Host country South Africa marked the milestone on Tuesday by unveiling the local brand and corporate identity for the biennial showpiece as well as a countdown clock to the January 19 kickoff.
“The tournament theme of ‘The Beat at Africa’s Feet’ is born out of the creative rationale which is informed by the way African play and celebrate brilliance in football,” reads a statement from the Confederation of African Football.
“The theme for the look and feel is informed by the fact that football is like a dance played with the feet to a precision and to a beat that can only be kept by the heartbeat pumped by adrenalin and accompanied by music that is the roar of the fans,” explains CAF, adding that South Africa is at the “feet” of Africa.
Tuesday’s ceremony also coincided with the arrival of CAF secretary general Hicham El Amrani and 1st VP Suketu Patel for a host city inspection.
The delegation will also oversee Thursday’s draw for the final qualifiers to determine which 15 teams will join South Africa for the Jan. 19-Feb. 10, 2013 finals.
Europe’s Debt Crisis Cuts Into Qatar?
Qatar’s banks could struggle to finance the massive infrastructural overhaul required ahead of the 2022 FIFA World Cup, according to a Bloomberg Businessweek report.
An artist's rendering of a proposed 86,000-seat stadium in the new city of Lusail. (Qatar 2022)
That’s if Europe’s worsening debt crisis creates a “flight from risk” and “less-favorable conditions” for acquiring loans, the Gulf state’s General Secretariat for Development Planning said in a June report.
Qatar is busy delivering nine new stadia for the FIFA finals as well as a spate of transport and infrastructure improvements, including a $35 billion rail and metro line as well as a $7.4 billion port.

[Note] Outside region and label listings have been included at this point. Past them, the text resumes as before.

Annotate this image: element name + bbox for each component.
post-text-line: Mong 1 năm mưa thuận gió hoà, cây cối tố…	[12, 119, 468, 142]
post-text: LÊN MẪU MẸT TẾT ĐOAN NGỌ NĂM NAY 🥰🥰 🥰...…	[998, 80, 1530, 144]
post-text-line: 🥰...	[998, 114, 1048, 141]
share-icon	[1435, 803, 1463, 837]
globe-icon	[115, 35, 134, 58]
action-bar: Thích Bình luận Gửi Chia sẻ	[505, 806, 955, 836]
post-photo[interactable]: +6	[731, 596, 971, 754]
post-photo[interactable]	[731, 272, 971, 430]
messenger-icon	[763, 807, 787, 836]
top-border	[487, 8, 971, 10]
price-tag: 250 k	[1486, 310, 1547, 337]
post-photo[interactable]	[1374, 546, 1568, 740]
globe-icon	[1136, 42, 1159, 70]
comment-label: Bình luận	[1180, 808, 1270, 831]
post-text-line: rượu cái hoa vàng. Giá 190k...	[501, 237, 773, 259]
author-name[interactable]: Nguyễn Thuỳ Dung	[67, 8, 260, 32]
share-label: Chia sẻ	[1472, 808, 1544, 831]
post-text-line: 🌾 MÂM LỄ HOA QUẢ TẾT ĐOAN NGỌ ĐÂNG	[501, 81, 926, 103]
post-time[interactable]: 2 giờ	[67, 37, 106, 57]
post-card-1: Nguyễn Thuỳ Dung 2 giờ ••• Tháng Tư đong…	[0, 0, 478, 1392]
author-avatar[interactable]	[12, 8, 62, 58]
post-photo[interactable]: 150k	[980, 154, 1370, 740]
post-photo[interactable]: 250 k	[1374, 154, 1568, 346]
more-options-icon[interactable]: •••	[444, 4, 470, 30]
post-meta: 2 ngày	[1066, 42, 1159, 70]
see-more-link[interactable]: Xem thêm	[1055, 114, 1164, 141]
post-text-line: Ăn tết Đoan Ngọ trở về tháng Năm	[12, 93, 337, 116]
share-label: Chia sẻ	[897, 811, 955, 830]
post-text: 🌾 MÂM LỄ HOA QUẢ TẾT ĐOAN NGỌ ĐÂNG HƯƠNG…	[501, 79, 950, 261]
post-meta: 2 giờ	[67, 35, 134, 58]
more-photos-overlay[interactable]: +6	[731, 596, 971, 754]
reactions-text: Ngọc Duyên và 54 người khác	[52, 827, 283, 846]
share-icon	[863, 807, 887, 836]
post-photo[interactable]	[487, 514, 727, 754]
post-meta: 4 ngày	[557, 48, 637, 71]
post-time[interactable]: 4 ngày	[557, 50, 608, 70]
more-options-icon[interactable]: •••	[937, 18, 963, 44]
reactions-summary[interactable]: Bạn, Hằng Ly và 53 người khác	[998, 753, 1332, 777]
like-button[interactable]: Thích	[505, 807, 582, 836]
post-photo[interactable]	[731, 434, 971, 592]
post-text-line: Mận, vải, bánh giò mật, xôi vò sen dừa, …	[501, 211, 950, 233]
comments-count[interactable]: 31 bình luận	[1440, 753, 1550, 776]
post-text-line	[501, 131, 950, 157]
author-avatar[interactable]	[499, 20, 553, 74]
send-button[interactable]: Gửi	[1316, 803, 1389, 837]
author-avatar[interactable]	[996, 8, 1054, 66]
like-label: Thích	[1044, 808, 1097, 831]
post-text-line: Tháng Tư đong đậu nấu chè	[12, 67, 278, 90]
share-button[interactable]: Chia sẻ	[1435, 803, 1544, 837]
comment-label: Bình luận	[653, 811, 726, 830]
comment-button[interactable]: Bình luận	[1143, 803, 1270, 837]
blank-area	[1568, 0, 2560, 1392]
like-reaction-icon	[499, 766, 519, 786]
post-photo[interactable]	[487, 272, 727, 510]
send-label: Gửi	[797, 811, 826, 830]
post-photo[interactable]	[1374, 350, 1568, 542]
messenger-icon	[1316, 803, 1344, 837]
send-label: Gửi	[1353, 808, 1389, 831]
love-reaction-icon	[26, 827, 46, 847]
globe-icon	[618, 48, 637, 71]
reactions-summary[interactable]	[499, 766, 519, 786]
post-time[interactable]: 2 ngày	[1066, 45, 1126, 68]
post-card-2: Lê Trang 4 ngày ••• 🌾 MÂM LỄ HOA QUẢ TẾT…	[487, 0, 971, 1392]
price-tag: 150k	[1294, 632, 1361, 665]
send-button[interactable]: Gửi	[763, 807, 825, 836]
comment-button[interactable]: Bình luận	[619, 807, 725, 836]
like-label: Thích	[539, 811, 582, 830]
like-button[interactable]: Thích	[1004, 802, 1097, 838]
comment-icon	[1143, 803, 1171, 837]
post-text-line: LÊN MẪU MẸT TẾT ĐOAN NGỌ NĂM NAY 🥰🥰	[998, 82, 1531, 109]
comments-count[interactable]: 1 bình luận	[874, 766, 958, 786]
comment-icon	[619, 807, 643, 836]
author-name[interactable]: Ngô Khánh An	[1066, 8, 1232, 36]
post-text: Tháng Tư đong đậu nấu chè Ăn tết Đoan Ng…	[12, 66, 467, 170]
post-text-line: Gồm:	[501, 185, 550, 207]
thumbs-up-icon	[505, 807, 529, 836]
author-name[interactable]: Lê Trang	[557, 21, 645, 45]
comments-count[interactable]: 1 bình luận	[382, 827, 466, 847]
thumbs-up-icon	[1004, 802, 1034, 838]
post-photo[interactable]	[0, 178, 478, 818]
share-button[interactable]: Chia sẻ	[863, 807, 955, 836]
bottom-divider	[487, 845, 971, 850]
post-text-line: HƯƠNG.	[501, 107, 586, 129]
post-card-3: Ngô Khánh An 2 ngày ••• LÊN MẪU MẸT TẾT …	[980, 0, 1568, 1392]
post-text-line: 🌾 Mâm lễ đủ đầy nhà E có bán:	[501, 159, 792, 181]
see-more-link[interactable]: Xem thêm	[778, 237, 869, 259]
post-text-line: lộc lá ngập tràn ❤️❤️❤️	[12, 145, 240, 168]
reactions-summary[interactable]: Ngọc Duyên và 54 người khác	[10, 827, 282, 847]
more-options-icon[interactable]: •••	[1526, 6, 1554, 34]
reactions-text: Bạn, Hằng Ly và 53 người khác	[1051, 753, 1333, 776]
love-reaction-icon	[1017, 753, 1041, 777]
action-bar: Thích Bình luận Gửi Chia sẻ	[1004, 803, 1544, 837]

A discrepancy in the speed with which loans and deposits are growing “leaves Qatar dependent on foreign financing to bridge the funding gap,” Nick Stadtmiller, head of fixed-income research at Dubai-based Emirates NBD PJSC, was quoted Monday by Bloomberg.
“If European banks start to cut the credit they extend abroad, it could make longer term financing harder to get.”
Qatar is set to spend an estimated $130 billion on stadia and infrastructure over the next decade, according to Bloomberg.